In Wales, on the other hand, where the political centre of gravity is further to the left and where there is a progressive consensus on issues like public services, social partnership and trade union rights, gains that favour working people are more likely to become permanent.
So, pragmatic considerations tend to reinforce the basic democratic argument acknowledged in the report that decision-making should be brought as close as possible to the people affected.
I would add that a future Welsh Government with the power to raise minimum standards in employment rights for all workers in Wales could also provide a positive example that would help unions negotiating elsewhere in the UK to put pressure on employers to match those advances.

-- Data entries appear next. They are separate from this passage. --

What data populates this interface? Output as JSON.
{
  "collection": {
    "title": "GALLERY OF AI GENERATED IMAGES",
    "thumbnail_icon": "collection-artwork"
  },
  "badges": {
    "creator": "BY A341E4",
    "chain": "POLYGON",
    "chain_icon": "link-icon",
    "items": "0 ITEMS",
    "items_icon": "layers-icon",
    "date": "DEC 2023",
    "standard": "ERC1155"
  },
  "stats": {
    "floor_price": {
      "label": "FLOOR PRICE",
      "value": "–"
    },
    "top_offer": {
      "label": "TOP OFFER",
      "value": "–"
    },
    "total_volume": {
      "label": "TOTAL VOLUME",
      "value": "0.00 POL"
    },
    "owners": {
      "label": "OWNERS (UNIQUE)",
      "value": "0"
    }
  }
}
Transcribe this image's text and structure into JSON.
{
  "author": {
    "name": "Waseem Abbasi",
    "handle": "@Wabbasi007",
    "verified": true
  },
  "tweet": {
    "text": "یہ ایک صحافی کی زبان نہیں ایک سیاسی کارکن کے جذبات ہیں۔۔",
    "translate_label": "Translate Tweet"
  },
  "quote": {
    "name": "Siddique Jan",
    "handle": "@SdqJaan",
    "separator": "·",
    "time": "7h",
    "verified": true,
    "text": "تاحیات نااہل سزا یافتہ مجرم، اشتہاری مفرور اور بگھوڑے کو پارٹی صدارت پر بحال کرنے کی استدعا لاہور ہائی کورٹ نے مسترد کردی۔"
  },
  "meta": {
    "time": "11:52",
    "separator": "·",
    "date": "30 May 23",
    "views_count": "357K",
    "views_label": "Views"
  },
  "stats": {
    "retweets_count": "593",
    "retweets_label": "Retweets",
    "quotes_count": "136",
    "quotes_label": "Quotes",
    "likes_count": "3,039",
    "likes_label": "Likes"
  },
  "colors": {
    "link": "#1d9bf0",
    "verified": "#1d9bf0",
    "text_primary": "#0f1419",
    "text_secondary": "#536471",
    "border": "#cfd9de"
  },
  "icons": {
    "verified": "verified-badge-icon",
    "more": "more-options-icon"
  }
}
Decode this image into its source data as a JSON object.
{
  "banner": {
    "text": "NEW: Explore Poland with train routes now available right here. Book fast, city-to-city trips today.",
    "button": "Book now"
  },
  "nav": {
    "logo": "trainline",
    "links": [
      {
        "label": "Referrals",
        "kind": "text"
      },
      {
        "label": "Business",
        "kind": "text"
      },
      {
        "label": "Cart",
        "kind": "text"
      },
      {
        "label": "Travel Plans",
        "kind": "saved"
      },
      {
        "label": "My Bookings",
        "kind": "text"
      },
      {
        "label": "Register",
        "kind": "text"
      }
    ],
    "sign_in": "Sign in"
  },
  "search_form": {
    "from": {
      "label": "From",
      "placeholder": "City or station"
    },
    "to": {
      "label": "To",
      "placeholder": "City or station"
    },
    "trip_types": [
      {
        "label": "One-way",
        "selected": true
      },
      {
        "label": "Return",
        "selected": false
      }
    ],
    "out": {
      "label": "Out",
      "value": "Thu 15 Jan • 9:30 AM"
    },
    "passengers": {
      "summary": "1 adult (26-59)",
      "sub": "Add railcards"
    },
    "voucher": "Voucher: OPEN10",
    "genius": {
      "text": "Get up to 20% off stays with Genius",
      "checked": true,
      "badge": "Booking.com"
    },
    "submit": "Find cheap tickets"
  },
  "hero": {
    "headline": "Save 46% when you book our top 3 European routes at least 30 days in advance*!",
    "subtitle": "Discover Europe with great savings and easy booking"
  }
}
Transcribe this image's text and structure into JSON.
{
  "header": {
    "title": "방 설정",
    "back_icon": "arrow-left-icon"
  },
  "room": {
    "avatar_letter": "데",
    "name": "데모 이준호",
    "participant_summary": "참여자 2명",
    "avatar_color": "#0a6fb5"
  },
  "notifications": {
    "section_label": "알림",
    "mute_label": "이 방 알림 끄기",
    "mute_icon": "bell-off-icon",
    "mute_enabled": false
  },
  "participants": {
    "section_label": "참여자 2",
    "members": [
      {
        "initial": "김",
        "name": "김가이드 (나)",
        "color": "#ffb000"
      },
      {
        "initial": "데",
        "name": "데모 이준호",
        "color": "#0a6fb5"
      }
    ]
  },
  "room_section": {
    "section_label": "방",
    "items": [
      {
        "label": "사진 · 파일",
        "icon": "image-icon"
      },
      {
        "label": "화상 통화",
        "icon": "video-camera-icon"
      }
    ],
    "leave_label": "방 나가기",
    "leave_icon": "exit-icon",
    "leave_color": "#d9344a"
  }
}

Hence, there is an argument that what workers in Wales ultimately need most from a UK Labour government is an extension of the responsibilities devolved to the Senedd and the Welsh Government, to provide protection against future UK governments attacking and undermining their rights still further.
But I would add that the report makes an important point in linking legislative capacity with the resources necessary to make effective use of that capacity and unions in Wales should also be putting pressure on the next Westminster government to ensure adequate financial support accompanies any additional powers and that, in keeping with longstanding Wales TUC policy, there is radical reform of the Barnett Formula to ensure that Wales receives the funding it needs to support its people and deliver effective public services.
All of the report’s recommendations are worthy of support as measures that could enhance the Welsh Government’s ability to influence the world of work in positive, if modest, ways.
I particularly welcome the last recommendation, to establish a Wales TUC working group to examine the practicalities of employment rights devolution. I would advocate that, alongside that work, the Wales TUC should make a positive case for further devolution in this area, taking advantage of the opportunities that present themselves arising from the forthcoming report of the commission established by the Welsh Government; the significant growth in support for various forms of constitutional change, including radical federalism and outright independence; and the likelihood of a change of UK government.
Just as Welsh unions in the 1980s and 1990s helped to make the case for devolution that resulted in the 1997 referendum victory, so the Wales TUC and Welsh unions today should seek to lead public opinion and be ambitious about the potential for constitutional change to facilitate a fairer economy, rather than being unduly constrained by the limits of public opinion as it stands today.